Her brother Sifiso and sister Tatiana embraced her in a moment that poignantly told the story of a family united in pain.
“Sifiso called him Mambosh. We called him papa. Buhle called him daddy. We loved our father more than words can express, and we will always keep him in our hearts,” she said.
“Our father loved us so much, and he was not afraid to show it. He always had a big smile and excitement every time he saw us.
“Even when he was in hospital, he gave us hope that he would beat what was making him ill.
“As much as it hurts, we’re happy that he has rested from the pain that was killing him,” she said.
Masinga died a week ago.
“Our dad was such an entertaining character. There was never a dull moment when we were all together. I remember how he had a unique way of asking us if we had boyfriends in our lives.”

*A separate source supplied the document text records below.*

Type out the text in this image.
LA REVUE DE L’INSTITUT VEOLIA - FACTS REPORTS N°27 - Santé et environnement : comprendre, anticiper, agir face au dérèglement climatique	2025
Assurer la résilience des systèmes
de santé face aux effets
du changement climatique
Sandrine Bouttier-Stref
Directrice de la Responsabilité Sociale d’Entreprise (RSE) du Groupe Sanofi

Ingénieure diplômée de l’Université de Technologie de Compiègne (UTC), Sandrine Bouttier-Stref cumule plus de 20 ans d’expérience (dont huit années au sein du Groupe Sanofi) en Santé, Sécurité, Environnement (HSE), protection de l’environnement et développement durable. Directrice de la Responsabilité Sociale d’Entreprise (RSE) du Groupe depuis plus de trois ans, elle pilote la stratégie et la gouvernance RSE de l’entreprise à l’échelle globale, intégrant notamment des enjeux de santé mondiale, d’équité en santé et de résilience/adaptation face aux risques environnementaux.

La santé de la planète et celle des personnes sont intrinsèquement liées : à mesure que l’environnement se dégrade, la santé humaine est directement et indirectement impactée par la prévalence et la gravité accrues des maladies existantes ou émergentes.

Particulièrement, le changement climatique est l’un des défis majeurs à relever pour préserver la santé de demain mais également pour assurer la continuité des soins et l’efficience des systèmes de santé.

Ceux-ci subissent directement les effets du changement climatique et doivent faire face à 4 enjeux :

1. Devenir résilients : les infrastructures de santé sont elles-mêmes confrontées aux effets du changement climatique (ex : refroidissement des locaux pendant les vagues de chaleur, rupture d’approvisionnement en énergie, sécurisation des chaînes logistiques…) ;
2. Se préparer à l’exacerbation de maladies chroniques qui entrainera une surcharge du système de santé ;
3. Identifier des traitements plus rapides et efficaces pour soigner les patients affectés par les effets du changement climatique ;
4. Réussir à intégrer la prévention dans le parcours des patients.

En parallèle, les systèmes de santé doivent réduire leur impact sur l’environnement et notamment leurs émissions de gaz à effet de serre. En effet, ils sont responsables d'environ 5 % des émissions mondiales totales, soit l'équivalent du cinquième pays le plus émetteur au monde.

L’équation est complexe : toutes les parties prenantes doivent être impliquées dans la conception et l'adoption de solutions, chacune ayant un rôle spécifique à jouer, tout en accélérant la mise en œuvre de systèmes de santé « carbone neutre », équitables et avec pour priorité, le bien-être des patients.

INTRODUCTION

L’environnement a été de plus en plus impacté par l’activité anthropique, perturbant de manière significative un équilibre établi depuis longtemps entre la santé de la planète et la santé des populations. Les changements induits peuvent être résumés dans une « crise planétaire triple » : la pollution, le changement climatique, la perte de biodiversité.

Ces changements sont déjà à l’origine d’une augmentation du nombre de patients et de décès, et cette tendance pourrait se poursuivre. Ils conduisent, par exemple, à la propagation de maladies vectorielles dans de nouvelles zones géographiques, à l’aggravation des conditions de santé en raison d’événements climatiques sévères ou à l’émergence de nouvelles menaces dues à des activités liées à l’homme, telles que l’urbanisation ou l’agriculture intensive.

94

Like most who spoke, Tinyiko described Masinga as a loving and kind man.
“He taught us so much, and the greatest lesson he taught us was the value of humanity and love, unconditional love. He fought so many battles, but he loved without expecting anything in return.
“You once told us that when you died, you do not belong to the Masingas, but to the entire South Africa.”
This much was proven at yesterday’s memorial service as people from all over the country, most of them from the football fraternity, gathered to pay their last respects to the man who would always be remembered for scoring the goal that sealed South Africa’s first ever appearance at the Fifa World Cup finals – France 1998.